The Wheel of Peer Review

Originally published 1/09/11 on Neuroskeptic

Brian’s Note: This was obviously written for those of us who’ve either written or reviewed professional publications. It’s worth mentioning that the author, apparently a British neuro-scientist, has a terrific site with the tag-line, “Do you want the brain or something beautiful?”

In the spirit of the 9 Circles of Scientific Hell, and inspired by the evidence showing that scientific peer reviewers agree only slightly more often than they would by chance, here’s a handy tool for randomly generating your review.

Feel free to print it out and throw darts at it, or maybe make a roulette wheel kind of thing, or perhaps a ouija board. It seems to be in widespread use already, so there must be an easy way to use it.

1. The Power of Love: You love this paper! Well, you love the author. Maybe it’s a romantic thing, maybe they once saved your ass by lending you their expertise/equipment/data, or maybe they bought you a drink once at a conference. Either way, they’re awesome, so their paper must be fine.

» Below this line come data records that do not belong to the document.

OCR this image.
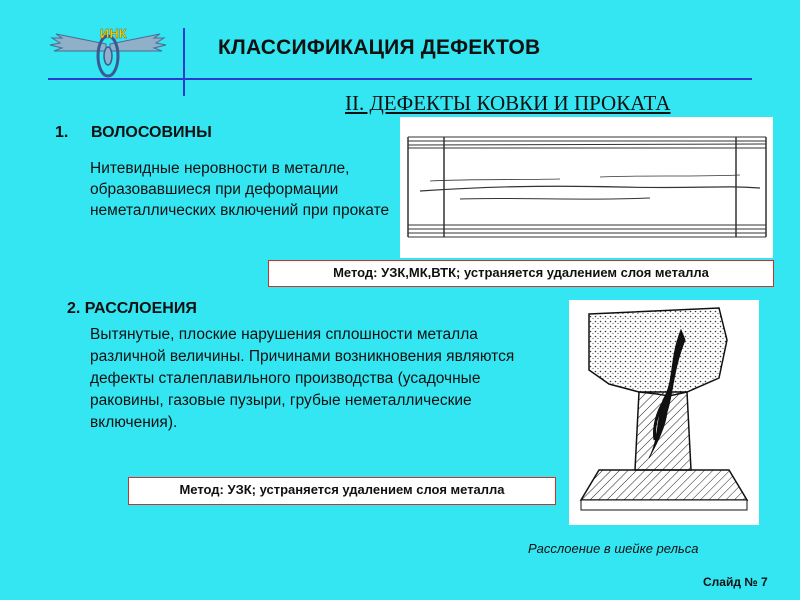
ИНК
КЛАССИФИКАЦИЯ ДЕФЕКТОВ
II. ДЕФЕКТЫ КОВКИ И ПРОКАТА
1. ВОЛОСОВИНЫ
Нитевидные неровности в металле, образовавшиеся при деформации неметаллических включений при прокате
Метод: УЗК,МК,ВТК; устраняется удалением слоя металла
2. РАССЛОЕНИЯ
Вытянутые, плоские нарушения сплошности металла различной величины. Причинами возникновения являются дефекты сталеплавильного производства (усадочные раковины, газовые пузыри, грубые неметаллические включения).
Метод: УЗК; устраняется удалением слоя металла
Расслоение в шейке рельса
Слайд № 7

2. Bee-in-your-Bonnet: You don’t really care about this paper, but you do care, very strongly, about something else which is vaguely related. Many say that you’re obsessed by it, though not to your face, because that would start you off talking about it. The problem with this paper is that it doesn’t cover your pet idea. If the authors want it published, they’ll need to change that, pronto. Major revisions are called for.

3. The Pedant: The paper is atrocious and doesn’t deserve to be written on a scrap of toilet paper let alone submitted to this great Journal… in terms of spelling and formatting. Scientifically, you think it’s probably pretty good, but it was hard to tell because of the amount of red ink you put all over it. English isn’t the author’s first language? That’s their problem. Isn’t that what “minor corrections” are for? No! That’s what the bin is for.

4. Cite Me, Me, Me!: The problem with this paper is that it doesn’t reference the right previous work… yours. Unless the authors change it to cite everything you’ve written in the past 10 years, they can get lost. If they do, the paper will be immediately accepted – to reject it would harm your citation count.

5. The Tortoise: You’ll review this paper when you get back from holiday. And finished writing your own paper. After that conference. When you’ve finished your teaching for the year. Maybe. Until you submit your review, the authors are stuck in a horrible limbo, but luckily you’re anonymous so they won’t know who to send hate mail to.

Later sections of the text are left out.